Вольф ответил, что в этом нет ничего удивительного. Сколько лиц он перевидел за свои двадцатилетние странствия?
— Может, ты и прав, — пробормотал Кикаха. — Но я не думаю, что было какое-то шапочное знакомство. Я, безусловно, хотел бы соскрести его бороду.
Абиру поднялся и, извинившись, вышел из-за стола, сказав, что настал час молитвы Властелину и его личному божеству Тартартару. После совершения обрядов он вернулся. Фон Элгерс жестом подозвал двух ратников, приказал им сопровождать гостя до его покоев и позаботиться о безопасности. Абиру поклонился и поблагодарил его за заботу. От Вольфа не ускользнуло намерение, стоявшее за вежливыми словами барона. Тот не доверял хамшему, и Абиру знал это. Фон Элгерс, несмотря на опьянение, отлично сознавал, что происходит, и замечал все из ряда вон выходящее.

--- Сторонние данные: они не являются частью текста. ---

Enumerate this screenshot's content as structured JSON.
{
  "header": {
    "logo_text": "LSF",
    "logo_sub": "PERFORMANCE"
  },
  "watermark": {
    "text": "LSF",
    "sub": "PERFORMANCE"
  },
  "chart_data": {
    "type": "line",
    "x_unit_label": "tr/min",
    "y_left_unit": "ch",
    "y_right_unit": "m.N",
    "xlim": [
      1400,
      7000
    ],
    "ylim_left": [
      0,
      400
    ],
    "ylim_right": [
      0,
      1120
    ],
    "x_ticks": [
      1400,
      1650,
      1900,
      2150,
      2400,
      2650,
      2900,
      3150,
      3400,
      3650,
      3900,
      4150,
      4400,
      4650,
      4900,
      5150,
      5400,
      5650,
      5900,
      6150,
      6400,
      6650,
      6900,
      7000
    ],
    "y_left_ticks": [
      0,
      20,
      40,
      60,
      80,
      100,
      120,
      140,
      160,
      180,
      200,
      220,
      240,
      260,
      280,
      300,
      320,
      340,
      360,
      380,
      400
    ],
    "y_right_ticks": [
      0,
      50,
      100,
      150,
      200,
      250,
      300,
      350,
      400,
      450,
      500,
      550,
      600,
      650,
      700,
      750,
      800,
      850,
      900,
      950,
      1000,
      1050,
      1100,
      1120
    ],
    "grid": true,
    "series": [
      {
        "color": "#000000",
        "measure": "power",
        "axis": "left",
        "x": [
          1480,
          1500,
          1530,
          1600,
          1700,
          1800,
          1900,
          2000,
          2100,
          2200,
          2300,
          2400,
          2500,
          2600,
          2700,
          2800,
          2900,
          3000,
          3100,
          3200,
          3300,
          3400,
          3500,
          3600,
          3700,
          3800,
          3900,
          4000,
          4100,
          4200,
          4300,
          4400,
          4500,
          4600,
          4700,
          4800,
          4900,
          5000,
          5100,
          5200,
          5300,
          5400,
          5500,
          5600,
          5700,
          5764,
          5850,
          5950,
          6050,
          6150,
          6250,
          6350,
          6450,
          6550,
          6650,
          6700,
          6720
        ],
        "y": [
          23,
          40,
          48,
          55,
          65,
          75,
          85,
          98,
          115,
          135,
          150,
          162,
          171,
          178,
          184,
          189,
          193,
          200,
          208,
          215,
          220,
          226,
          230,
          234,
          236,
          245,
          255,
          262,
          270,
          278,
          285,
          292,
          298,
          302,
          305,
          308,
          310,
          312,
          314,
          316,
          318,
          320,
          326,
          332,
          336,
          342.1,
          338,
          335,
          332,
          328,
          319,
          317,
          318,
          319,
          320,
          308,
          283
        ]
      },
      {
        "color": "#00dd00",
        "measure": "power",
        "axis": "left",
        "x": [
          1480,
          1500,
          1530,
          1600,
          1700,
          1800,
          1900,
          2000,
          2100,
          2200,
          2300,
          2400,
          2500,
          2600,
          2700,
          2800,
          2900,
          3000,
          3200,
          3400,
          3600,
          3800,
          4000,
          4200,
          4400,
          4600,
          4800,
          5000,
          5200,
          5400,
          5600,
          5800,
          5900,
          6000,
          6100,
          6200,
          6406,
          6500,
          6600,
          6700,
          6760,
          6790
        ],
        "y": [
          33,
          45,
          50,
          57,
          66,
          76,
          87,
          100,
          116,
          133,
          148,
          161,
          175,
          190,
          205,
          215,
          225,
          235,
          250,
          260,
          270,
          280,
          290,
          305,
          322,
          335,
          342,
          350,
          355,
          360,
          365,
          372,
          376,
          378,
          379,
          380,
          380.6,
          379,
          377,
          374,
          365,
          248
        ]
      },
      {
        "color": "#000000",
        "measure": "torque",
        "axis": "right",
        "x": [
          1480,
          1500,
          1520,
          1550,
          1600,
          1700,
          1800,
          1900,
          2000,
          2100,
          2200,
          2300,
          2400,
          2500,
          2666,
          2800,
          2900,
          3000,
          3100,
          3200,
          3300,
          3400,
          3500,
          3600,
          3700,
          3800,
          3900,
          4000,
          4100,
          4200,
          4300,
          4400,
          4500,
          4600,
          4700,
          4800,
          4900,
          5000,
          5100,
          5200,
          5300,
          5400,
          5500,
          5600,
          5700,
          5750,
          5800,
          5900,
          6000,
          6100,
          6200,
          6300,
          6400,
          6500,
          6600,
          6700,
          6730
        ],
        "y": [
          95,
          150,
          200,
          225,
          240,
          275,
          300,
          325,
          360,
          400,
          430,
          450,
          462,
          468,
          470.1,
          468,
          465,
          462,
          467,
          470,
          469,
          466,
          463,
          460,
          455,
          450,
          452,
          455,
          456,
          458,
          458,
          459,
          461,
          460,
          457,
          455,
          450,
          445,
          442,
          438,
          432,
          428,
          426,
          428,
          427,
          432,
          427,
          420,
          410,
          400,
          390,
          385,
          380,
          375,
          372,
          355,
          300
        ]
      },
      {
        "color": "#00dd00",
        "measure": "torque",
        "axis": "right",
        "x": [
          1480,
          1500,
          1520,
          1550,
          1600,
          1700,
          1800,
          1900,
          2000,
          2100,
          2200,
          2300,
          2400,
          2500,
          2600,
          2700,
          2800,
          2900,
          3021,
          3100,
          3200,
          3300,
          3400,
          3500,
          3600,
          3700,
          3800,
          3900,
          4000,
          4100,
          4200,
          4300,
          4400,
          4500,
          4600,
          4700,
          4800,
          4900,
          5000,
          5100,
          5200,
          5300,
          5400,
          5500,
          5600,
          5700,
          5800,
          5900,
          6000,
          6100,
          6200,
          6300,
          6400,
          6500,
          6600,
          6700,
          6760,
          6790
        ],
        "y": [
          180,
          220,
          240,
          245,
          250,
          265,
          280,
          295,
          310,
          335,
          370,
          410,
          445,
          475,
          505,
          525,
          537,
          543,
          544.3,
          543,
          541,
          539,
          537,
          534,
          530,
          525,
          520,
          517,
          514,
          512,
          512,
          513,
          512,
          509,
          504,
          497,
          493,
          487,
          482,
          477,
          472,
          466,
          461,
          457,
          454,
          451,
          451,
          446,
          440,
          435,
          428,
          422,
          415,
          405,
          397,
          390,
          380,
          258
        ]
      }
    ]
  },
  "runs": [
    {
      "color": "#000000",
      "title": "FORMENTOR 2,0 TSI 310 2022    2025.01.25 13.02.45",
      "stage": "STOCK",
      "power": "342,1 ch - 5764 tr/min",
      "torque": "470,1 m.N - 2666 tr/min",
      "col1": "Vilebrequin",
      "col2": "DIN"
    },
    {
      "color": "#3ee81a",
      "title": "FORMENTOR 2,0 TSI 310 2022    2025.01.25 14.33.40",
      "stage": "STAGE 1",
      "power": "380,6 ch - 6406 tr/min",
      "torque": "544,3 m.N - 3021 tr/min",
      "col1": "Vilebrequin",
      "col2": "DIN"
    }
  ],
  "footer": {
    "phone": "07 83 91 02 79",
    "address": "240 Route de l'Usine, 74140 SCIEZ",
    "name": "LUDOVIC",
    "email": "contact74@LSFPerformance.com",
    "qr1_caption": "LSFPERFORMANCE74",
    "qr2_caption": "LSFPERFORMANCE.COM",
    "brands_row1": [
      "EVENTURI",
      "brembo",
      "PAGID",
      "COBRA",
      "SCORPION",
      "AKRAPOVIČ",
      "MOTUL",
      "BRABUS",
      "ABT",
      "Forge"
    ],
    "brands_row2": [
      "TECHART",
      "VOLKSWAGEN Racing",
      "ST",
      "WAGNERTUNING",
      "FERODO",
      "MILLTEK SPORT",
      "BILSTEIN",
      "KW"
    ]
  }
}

— Да, ты прав насчет барона, — подтвердил его мнение Кикаха. — Свое положение он занял не потому, что поворачивался к врагам спиной. Постарайся скрыть свое нетерпение, Боб. У нас впереди долгое ожидание. Прикинься пьяным, сделай несколько пасов дамам. Тебя сочтут ненормальным, если ты этого не сделаешь. Но не вздумай уйти с какой-нибудь. Мы должны оставаться на виду друг у друга, чтобы суметь удалиться вместе, когда придет нужное время.
Вольф выпил достаточно, чтобы ослабить напряженные нервы. Он даже начал болтать с госпожой Алисон, женой барона Венцельбрихта Марча. Темноволосая и голубоглазая женщина величавой красоты, она носила облегавшее белое парчовое платье с таким низким вырезом, что вполне бы могла быть довольной, видя его возбуждающее действие на мужчин. Но она не переставала ронять веер и поднимала его сама. В любое другое время Вольф был бы счастлив нарушить с ней свой сексуальный пост. Было очевидно, что никаких затруднений у него бы не возникло. Леди была польщена, что великий фон Вольфрам заинтересовался ею. Она слышала о его победе над Лаксфальком. Но Роберт мог думать только о Хрисеиде, которая должна находиться где-то в замке. Никто не упомянул о ней, а он сам не посмел заикнуться. И все же его язык чесался от такого желания. Несколько раз он ловил себя на том, что вопрос вот-вот сорвется с его языка.